With press reports celebrating police heroism, the LAPD rounded up more than 600 Mexican American youths. Authorities charged 22 of them with murder. Despite the lack of evidence, in January 1943, a jury found 17 of them guilty.
In the aftermath, the police, media and community leaders equated anyone wearing a zoot suit with a criminal. Such stereotyping and fear resulted in a riot that began June 3, 1943.
There are various versions of how it started. Navy officials say pachucos, months before, had attacked some sailors. Others placed blame on the sailors who, on leave from a local military base and unfamiliar with their surroundings, unwittingly walked into the Mexican part of the city and caused trouble. Whatever the cause, a group of Mexican Americans beat up a few sailors — either unprovoked or in self-defense. Later, hundreds of sailors returned in what journalist and social activist Carey McWilliams called “taxicab brigades.”
McWilliams described the logistics of the attacks this way: “Sailors in the lead car sighted a Mexican boy in a zoot suit walking along the street. The ‘task force’ immediately stopped and, in a few moments, the boy was lying on the pavement, badly beaten and bleeding. The sailors then piled back into the cabs and the caravan resumed its way until the next zoot-suiter was sighted, whereupon the same procedure was repeated.”

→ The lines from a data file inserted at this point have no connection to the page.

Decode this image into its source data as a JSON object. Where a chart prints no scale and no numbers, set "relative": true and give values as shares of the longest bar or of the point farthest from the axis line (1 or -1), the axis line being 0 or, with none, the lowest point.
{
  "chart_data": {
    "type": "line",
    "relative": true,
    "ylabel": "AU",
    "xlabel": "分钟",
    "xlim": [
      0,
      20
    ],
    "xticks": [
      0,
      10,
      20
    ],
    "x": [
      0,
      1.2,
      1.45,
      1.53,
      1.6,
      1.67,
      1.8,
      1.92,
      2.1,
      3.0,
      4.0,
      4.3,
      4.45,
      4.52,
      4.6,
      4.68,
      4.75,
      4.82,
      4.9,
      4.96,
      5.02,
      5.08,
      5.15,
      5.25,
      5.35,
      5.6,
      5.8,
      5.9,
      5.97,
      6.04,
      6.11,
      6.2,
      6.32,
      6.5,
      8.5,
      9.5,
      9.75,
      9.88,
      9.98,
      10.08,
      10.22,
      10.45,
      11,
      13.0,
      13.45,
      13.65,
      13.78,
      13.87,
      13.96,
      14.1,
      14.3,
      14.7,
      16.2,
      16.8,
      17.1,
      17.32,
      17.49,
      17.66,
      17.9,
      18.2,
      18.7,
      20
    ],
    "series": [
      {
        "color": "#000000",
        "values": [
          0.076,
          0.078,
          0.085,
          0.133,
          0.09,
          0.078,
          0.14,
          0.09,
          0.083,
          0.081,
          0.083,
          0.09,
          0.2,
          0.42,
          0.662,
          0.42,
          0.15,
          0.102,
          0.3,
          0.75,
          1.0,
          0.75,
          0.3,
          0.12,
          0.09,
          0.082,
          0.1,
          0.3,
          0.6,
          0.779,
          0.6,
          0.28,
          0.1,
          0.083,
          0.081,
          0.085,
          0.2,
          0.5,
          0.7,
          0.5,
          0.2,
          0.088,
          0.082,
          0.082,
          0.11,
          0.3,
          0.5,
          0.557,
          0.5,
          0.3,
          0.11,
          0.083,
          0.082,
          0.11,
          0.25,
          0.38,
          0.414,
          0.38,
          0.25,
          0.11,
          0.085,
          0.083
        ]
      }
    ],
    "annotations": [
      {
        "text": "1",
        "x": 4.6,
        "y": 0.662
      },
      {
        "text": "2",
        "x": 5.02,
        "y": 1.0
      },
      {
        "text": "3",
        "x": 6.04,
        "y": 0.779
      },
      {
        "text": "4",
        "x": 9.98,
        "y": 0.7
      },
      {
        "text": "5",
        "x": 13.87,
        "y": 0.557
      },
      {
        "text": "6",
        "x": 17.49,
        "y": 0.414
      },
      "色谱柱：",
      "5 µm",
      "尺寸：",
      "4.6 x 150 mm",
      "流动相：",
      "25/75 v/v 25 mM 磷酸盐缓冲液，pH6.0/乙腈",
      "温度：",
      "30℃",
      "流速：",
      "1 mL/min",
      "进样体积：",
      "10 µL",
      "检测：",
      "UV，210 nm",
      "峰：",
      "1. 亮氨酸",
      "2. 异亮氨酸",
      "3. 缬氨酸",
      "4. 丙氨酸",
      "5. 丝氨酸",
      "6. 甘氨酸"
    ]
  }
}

From June 3 to 8, the Zoot Suit Riots took over Los Angeles’s downtown section. Sailors even beat Mexican and Mexican Americans who were not pachucos, at one point dragging innocent people from movie theaters. The LAPD did nothing to stop it and arrested only those of Mexican heritage. Eventually, military officials barred sailors from going into the downtown area, bringing an end to the violence.
During the 1960s, the Chicano movement celebrated Pachucos as positive symbols of resistance. But at the time of the riots, even some members within the Mexican American communities feared that the pachucos were a violent gang. The context of World War II intensified patriotism, which in turn magnified perceptions of people who were different as un-American. All of this fed into the public’s increasing concern over supposed gang violence that the LAPD, media and community leaders sought to suppress.
In short, the volatile mix of stereotypes, fear and national security concerns fueled the Zoot Suit Riots. These ingredients are mixing again with national discussion of MS-13.
The question is not whether MS-13 exists or how dangerous the gang is. Rather, the question is whether that danger is equal to the national attention Trump gives them. The escalating controversy over MS-13 has even included an Albuquerque Journal political cartoon that intertwined MS-13 with Dreamers and border security. In the cartoon, assailants with baggy and sagging pants — one wearing a vest marked, “MS-13” — mug a well-dressed white couple. With their hands up, the white man tells the woman, “Now honey … I believe they prefer to be called ‘Dreamers’ … or future Democrats …”
Like the pachucos 75 years ago, MS-13 has become a perfect villain. The fear over the gang is the latest example of the tired trope that immigrants, or anyone perceived as an outsider, commit more crimes than native-born citizens. But in fact the opposite is true. Cracking down on MS-13 is not the solution to crime or immigration.
Indeed, funneling resources toward battling MS-13 has taken them away from other pressing problems. Opioid addiction and human trafficking both constitute bigger threats in Los Angeles, Long Island and outside Washington, D.C., the three areas where MS-13 has its largest presence.
As the Zoot Suit Riots showed, turning a group of people into a bigger problem than they actually are does nothing to ease tensions, and instead only adds to them. And in this case, it is taking resources away from fighting actual threats to public safety.